Good morning, so I was trying to ingest metadata f...
# ingestion
m
Good morning, so I was trying to ingest metadata from Kafka using the following recipe:
Copy code
source:
    type: kafka
    config:
        platform_instance: <platform_instance>
        connection:
            consumer_config:
                security.protocol: SASL_PLAINTEXT
                sasl.username: <user>
                sasl.mechanism: PLAIN
                sasl.password: <password>
            bootstrap: 'broker1:9092'
            schema_registry_url: '<http://schema-registry:8081>'
When I got the following error:
Copy code
File "/usr/local/lib/python3.9/site-packages/acryl/executor/execution/sub_process_ingestion_task.py", line 98, in _read_output_lines\n'
           '    line_bytes = await ingest_process.stdout.readline()\n'
           '  File "/usr/local/lib/python3.9/asyncio/streams.py", line 549, in readline\n'
           '    raise ValueError(e.args[0])\n'
           'ValueError: Separator is not found, and chunk exceed the limit\n']}
Mention that recipe worked in previous versions (the current version is v0.8.44) Thanks in advance!
g
Looks like one of the log lines was more than 64kb and overflowed our reporting buffer
I’ll bump up the log line length limit
m
But it doesn't affect the ingestion, does it?
g
If you run ingestion from the CLI, then it should work fine. Our “executor” system starts a subprocess that runs datahub ingest, and then captures the log lines and sends them back to the UI. In this case, line is so long that the executor fails to read it and crashes, and hence the overall ingestion tasks fails as well
a
I just ran into this problem as well. In addition to bump up the buffer size, should the log capture code also break down long log lines into chunks? This way, it is a little more robust. Otherwise, the ingestion could break again if the log line is over the new limit you set.
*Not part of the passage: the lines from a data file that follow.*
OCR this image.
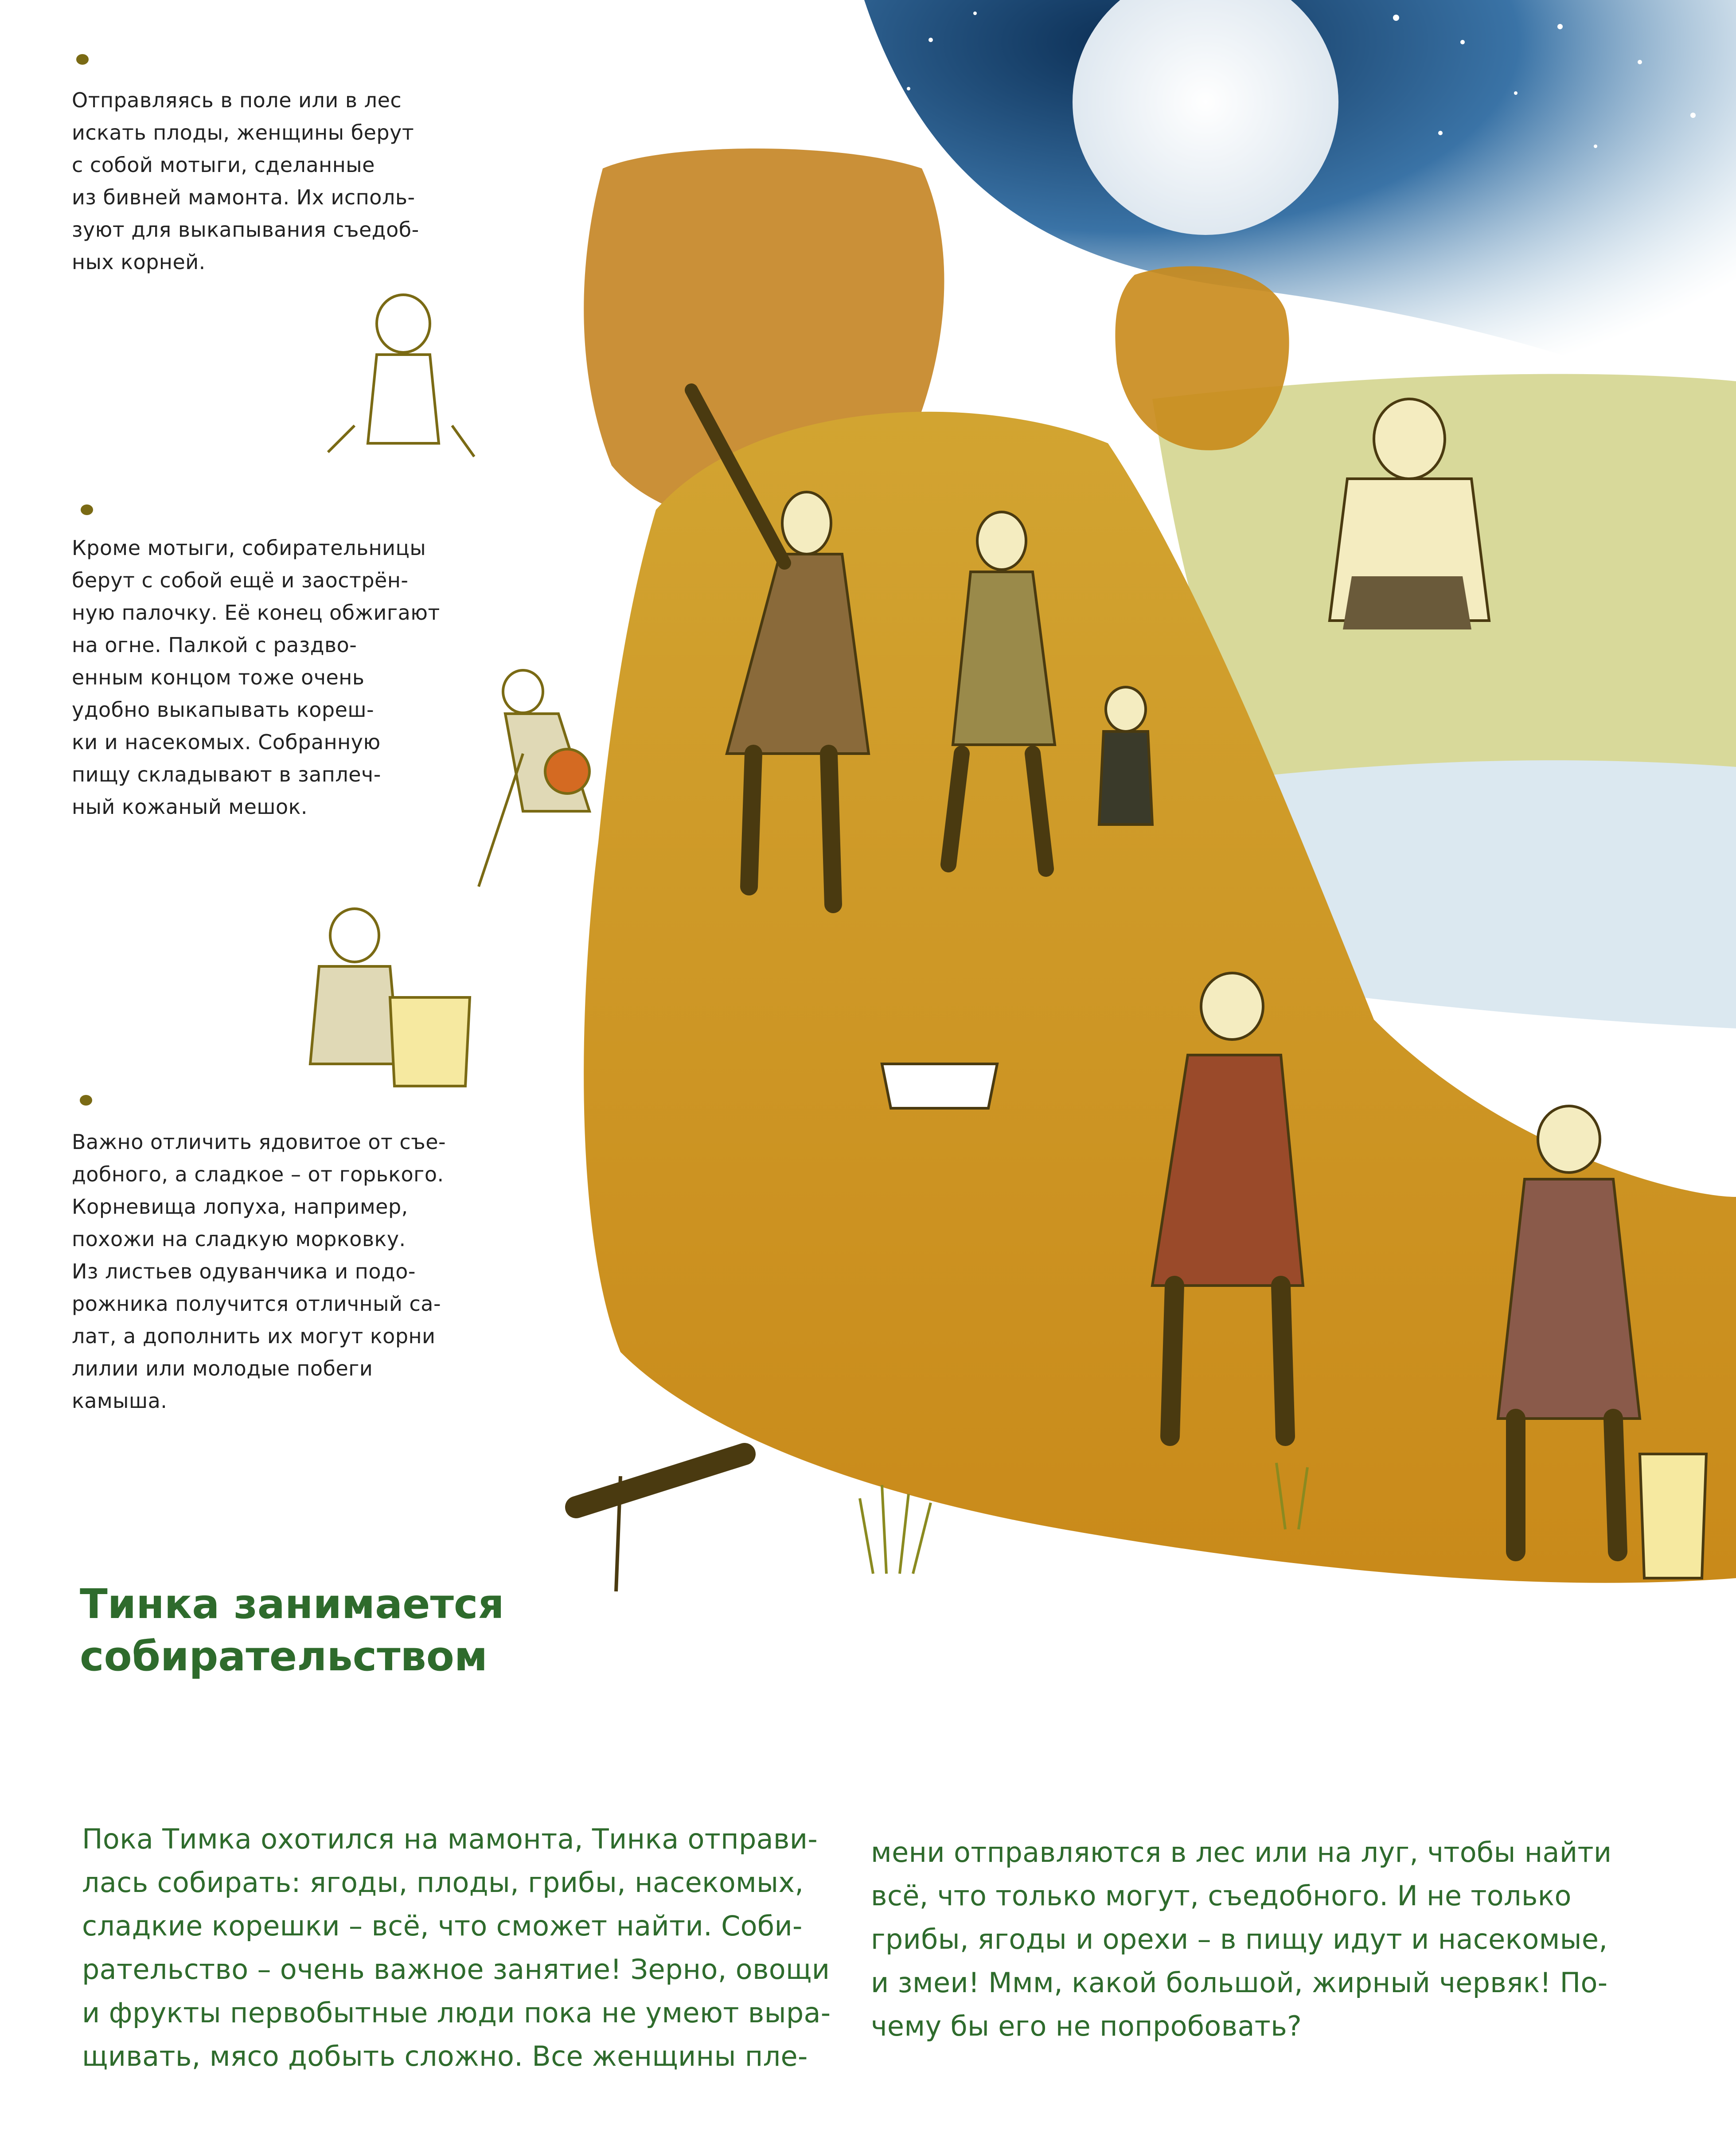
Отправляясь в поле или в лес
искать плоды, женщины берут
с собой мотыги, сделанные
из бивней мамонта. Их исполь-
зуют для выкапывания съедоб-
ных корней.
Кроме мотыги, собирательницы
берут с собой ещё и заострён-
ную палочку. Её конец обжигают
на огне. Палкой с раздво-
енным концом тоже очень
удобно выкапывать кореш-
ки и насекомых. Собранную
пищу складывают в заплеч-
ный кожаный мешок.
Важно отличить ядовитое от съе-
добного, а сладкое – от горького.
Корневища лопуха, например,
похожи на сладкую морковку.
Из листьев одуванчика и подо-
рожника получится отличный са-
лат, а дополнить их могут корни
лилии или молодые побеги
камыша.
Тинка занимается
собирательством
Пока Тимка охотился на мамонта, Тинка отправи-
лась собирать: ягоды, плоды, грибы, насекомых,
сладкие корешки – всё, что сможет найти. Соби-
рательство – очень важное занятие! Зерно, овощи
и фрукты первобытные люди пока не умеют выра-
щивать, мясо добыть сложно. Все женщины пле-
мени отправляются в лес или на луг, чтобы найти
всё, что только могут, съедобного. И не только
грибы, ягоды и орехи – в пищу идут и насекомые,
и змеи! Ммм, какой большой, жирный червяк! По-
чему бы его не попробовать?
@gray-shoe-75895 any update on this? I just ran into this issue again when I tried to debug a bigquery UI ingestion. I enabled the debug logs for the ingestion.
g
Yes, the fix for this will be included in the next datahub-actions release
a
awesome, when is the next release?
g
We just cut a new release for datahub-actions v0.0.8 - it’s still building the docker containers (https://github.com/acryldata/datahub-actions/actions), but please test it out once those are built and pushed and let me know how it goes
The fix was two fold: (1) increasing the buffer size to 1mb instead of 64kb, and (2) truncating long log lines when sending/displaying in the UI - this was necessary because GMS rejects payloads that are over 4mb in size, but the full logs can still be found in the actions container file
/tmp/datahub/ingestion/<exec id>/ingestion_log.txt
a
Thank you @gray-shoe-75895! So now datahub-actions officially absorbed acryl-executor?
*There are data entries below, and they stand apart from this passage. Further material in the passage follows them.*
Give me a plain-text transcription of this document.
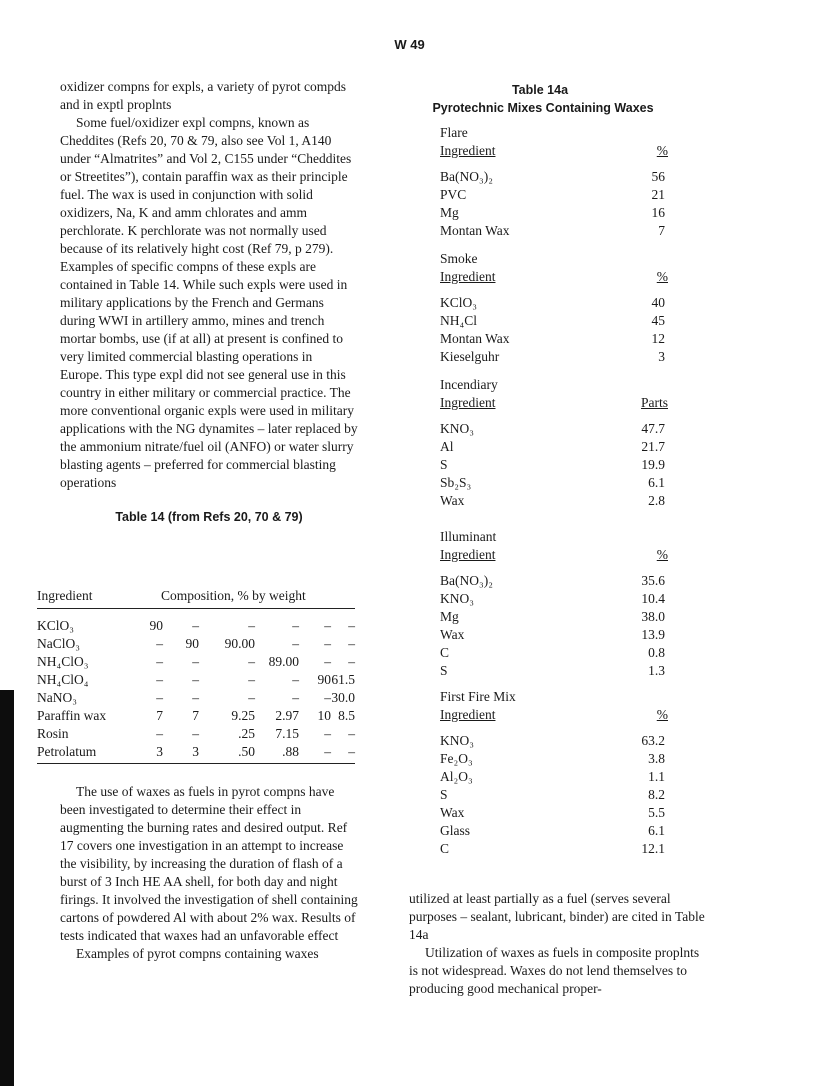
W 49

oxidizer compns for expls, a variety of pyrot compds and in exptl proplnts

Some fuel/oxidizer expl compns, known as Cheddites (Refs 20, 70 & 79, also see Vol 1, A140 under “Almatrites” and Vol 2, C155 under “Cheddites or Streetites”), contain paraffin wax as their principle fuel. The wax is used in conjunction with solid oxidizers, Na, K and amm chlorates and amm perchlorate. K perchlorate was not normally used because of its relatively hight cost (Ref 79, p 279). Examples of specific compns of these expls are contained in Table 14. While such expls were used in military applications by the French and Germans during WWI in artillery ammo, mines and trench mortar bombs, use (if at all) at present is confined to very limited commercial blasting operations in Europe. This type expl did not see general use in this country in either military or commercial practice. The more conventional organic expls were used in military applications with the NG dynamites – later replaced by the ammonium nitrate/fuel oil (ANFO) or water slurry blasting agents – preferred for commercial blasting operations

Table 14 (from Refs 20, 70 & 79)
Ingredient	Composition, % by weight
KClO₃	90	–	–	–	–	–
NaClO₃	–	90	90.00	–	–	–
NH₄ClO₃	–	–	–	89.00	–	–
NH₄ClO₄	–	–	–	–	90 61.5
NaNO₃	–	–	–	–	– 30.0
Paraffin wax	7	7	9.25	2.97	10 8.5
Rosin	–	–	.25	7.15	–	–
Petrolatum	3	3	.50	.88	–	–

The use of waxes as fuels in pyrot compns have been investigated to determine their effect in augmenting the burning rates and desired output. Ref 17 covers one investigation in an attempt to increase the visibility, by increasing the duration of flash of a burst of 3 Inch HE AA shell, for both day and night firings. It involved the investigation of shell containing cartons of powdered Al with about 2% wax. Results of tests indicated that waxes had an unfavorable effect

Examples of pyrot compns containing waxes

Table 14a
Pyrotechnic Mixes Containing Waxes

Flare

Ingredient	%
Ba(NO₃)₂	56
PVC	21
Mg	16
Montan Wax	7

Smoke

Ingredient	%
KClO₃	40
NH₄Cl	45
Montan Wax	12
Kieselguhr	3

Incendiary

Ingredient	Parts
KNO₃	47.7
Al	21.7
S	19.9
Sb₂S₃	6.1
Wax	2.8

Illuminant

Ingredient	%
Ba(NO₃)₂	35.6
KNO₃	10.4
Mg	38.0
Wax	13.9
C	0.8
S	1.3

First Fire Mix

Ingredient	%
KNO₃	63.2
Fe₂O₃	3.8
Al₂O₃	1.1
S	8.2
Wax	5.5
Glass	6.1
C	12.1

utilized at least partially as a fuel (serves several purposes – sealant, lubricant, binder) are cited in Table 14a

Utilization of waxes as fuels in composite proplnts is not widespread. Waxes do not lend themselves to producing good mechanical proper-
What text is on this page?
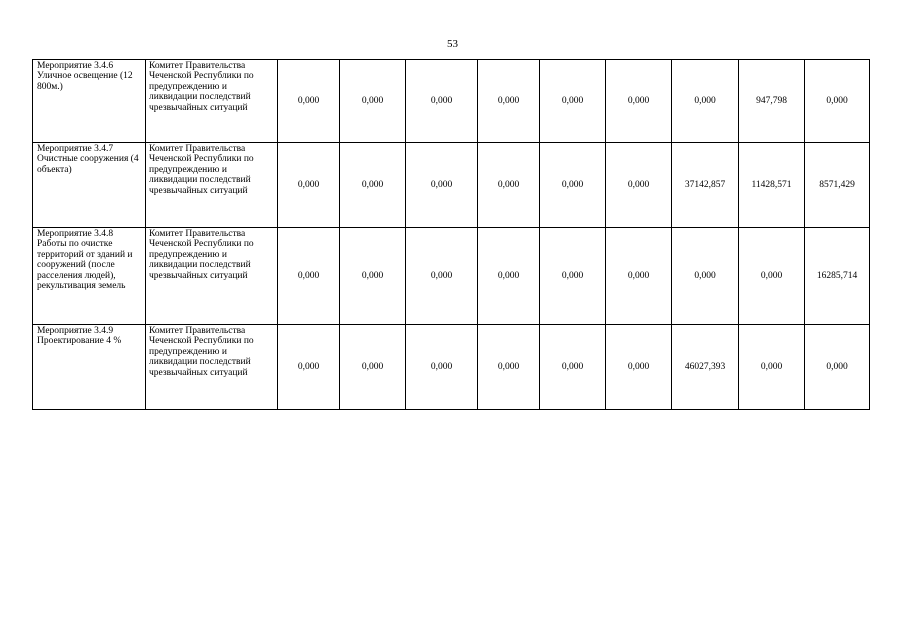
53
Мероприятие 3.4.6 Уличное освещение (12 800м.)	Комитет Правительства Чеченской Республики по предупреждению и ликвидации последствий чрезвычайных ситуаций	0,000	0,000	0,000	0,000	0,000	0,000	0,000	947,798	0,000

Мероприятие 3.4.7 Очистные сооружения (4 объекта)	Комитет Правительства Чеченской Республики по предупреждению и ликвидации последствий чрезвычайных ситуаций	0,000	0,000	0,000	0,000	0,000	0,000	37142,857	11428,571	8571,429

Мероприятие 3.4.8 Работы по очистке территорий от зданий и сооружений (после расселения людей), рекультивация земель	Комитет Правительства Чеченской Республики по предупреждению и ликвидации последствий чрезвычайных ситуаций	0,000	0,000	0,000	0,000	0,000	0,000	0,000	0,000	16285,714

Мероприятие 3.4.9 Проектирование 4 %	Комитет Правительства Чеченской Республики по предупреждению и ликвидации последствий чрезвычайных ситуаций	0,000	0,000	0,000	0,000	0,000	0,000	46027,393	0,000	0,000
Oh, never mind. I saw you still use acryl-executor.
The ingestion tmp folder (
/tmp/datahub/ingestion/<exec id>
) is usually deleted after an ingestion run regardless if it succeeds or not. Have you changed this as well? Otherwise, we couldn't see the full logs after the ingestion is done.
g
Yep acryl-executor is still separate for now - the intention is to merge it into actions, but we just haven’t gotten around to it
Ah I think the logs directory may get deleted, but I’ll check and confirm.
We’ll probably need to build some log retention/autodeletion capabilities if we persist them for a longer period of time, since some of the logs can get quite large
a
Hello!
Would it be possible to bump the limit even further?
g
What version of datahub-actions do you have? I believe this was fixed in 0.0.8, and the latest is 0.0.9
a
We’re on 0.0.7 - I’ll upgrade! tysm @gray-shoe-75895!